At length he came back, and with him a She
And the acorn was grown to a tall oak tree.
They built them a nest in the topmost bough,
And young ones they had, and were happy enow.

But soon came a Woodman in leathern guise,
His brow, like a pent-house, hung over his eyes.
He'd an axe in his hand, not a word he spoke,
But with many a hem! and a sturdy stroke,
At length he brought down the poor Raven's own oak.
His young ones were killed; for they could not depart,
And their mother did die of a broken heart. 

The boughs from the trunk the Woodman did sever; 
And they floated it down on the course of the river.
They sawed it in planks, and its bark they did strip,
And with this tree and others they made a good ship.

The ship, it was launched; but in sight of the land
Such a storm there did rise as no ship would withstand.
It bulged on a rock, and the waves rush'd in fast;
Round and round flew the Raven, and cawed to the blast.
He heard the last shriek of the perishing souls--
See! see! o'er the topmast the mad water rolls!

Right glad was the Raven, and off he went fleet,
And Death riding home on a cloud he did meet,
And he thank'd him again and again for this treat:
They had taken his all; and REVENGE IT WAS SWEET!
 


"Work Without Hope"
By Samuel Taylor Coleridge
 

All Nature seems at work. Slugs leave their lair - 
The bees are stirring -birds are on the wing - 
And Winter slumbering in the open air,
Wears on his smiling face a dream of Spring!
And I the while, the sole unbusy thing,
Nor honey make, nor pair, nor build, nor sing.

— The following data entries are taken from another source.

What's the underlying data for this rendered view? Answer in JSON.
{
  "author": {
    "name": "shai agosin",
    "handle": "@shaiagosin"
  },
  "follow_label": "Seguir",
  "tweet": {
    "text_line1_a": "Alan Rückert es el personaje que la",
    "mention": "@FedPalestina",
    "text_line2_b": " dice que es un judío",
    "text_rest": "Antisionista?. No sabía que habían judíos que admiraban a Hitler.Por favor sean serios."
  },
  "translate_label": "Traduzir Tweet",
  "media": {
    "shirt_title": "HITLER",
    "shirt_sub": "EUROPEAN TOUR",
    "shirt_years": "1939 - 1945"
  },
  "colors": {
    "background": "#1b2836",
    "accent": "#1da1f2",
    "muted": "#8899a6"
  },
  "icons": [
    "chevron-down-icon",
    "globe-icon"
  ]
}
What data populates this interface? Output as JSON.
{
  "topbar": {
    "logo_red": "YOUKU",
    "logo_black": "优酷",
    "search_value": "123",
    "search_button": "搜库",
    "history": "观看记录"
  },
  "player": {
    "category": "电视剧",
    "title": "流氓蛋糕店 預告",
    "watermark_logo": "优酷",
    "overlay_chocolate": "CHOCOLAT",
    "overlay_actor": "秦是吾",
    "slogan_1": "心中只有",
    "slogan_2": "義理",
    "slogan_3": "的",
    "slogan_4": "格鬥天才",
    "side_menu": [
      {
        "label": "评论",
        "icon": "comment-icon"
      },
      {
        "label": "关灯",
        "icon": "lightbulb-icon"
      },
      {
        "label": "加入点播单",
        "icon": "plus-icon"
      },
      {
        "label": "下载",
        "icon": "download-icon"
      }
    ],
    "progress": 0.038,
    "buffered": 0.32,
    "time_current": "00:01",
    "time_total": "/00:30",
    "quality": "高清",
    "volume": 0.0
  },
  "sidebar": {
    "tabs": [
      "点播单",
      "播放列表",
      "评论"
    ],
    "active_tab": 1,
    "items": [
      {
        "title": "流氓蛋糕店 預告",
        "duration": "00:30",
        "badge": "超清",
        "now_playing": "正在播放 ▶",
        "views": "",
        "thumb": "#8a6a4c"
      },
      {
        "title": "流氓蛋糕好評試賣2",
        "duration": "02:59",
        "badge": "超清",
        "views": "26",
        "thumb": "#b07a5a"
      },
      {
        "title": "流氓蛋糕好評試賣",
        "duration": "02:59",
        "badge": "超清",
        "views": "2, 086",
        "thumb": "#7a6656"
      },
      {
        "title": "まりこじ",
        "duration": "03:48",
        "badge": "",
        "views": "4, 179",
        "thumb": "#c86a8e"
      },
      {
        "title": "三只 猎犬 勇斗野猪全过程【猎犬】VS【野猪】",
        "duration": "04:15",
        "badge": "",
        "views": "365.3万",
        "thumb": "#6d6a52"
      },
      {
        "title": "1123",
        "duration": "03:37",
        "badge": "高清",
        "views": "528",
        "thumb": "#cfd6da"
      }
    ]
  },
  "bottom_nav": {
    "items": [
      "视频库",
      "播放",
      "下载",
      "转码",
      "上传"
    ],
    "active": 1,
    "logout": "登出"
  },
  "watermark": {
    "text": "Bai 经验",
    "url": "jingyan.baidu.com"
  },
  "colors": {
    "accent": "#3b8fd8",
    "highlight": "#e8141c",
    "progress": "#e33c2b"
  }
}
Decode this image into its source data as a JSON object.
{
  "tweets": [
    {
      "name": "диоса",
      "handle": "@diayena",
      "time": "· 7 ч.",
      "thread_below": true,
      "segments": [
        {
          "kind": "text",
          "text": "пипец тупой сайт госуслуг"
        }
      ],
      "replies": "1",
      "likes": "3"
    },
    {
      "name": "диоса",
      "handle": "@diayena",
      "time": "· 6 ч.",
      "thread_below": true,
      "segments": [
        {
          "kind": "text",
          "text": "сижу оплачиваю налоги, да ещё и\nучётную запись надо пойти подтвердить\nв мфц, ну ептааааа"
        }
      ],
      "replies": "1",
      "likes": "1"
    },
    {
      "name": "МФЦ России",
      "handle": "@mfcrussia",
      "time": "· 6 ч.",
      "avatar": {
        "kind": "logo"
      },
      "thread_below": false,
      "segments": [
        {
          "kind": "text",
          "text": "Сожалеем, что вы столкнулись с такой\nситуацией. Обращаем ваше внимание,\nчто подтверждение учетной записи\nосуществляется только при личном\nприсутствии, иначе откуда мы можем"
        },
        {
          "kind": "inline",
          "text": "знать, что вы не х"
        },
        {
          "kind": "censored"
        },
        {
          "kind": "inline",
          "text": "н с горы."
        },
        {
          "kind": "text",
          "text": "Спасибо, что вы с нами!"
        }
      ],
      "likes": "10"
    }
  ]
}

Yet well I ken the banks where amaranths blow,
Have traced the fount whence streams of nectar flow.
Bloom, O ye amaranths! bloom for whom ye may,
For me ye bloom not! Glide, rich streams, away!
With lips unbrightened, wreathless brow, I stroll:
And would you learn the spells that drowse my soul?
Work without Hope draws nectar in a sieve,
And Hope without an object cannot live.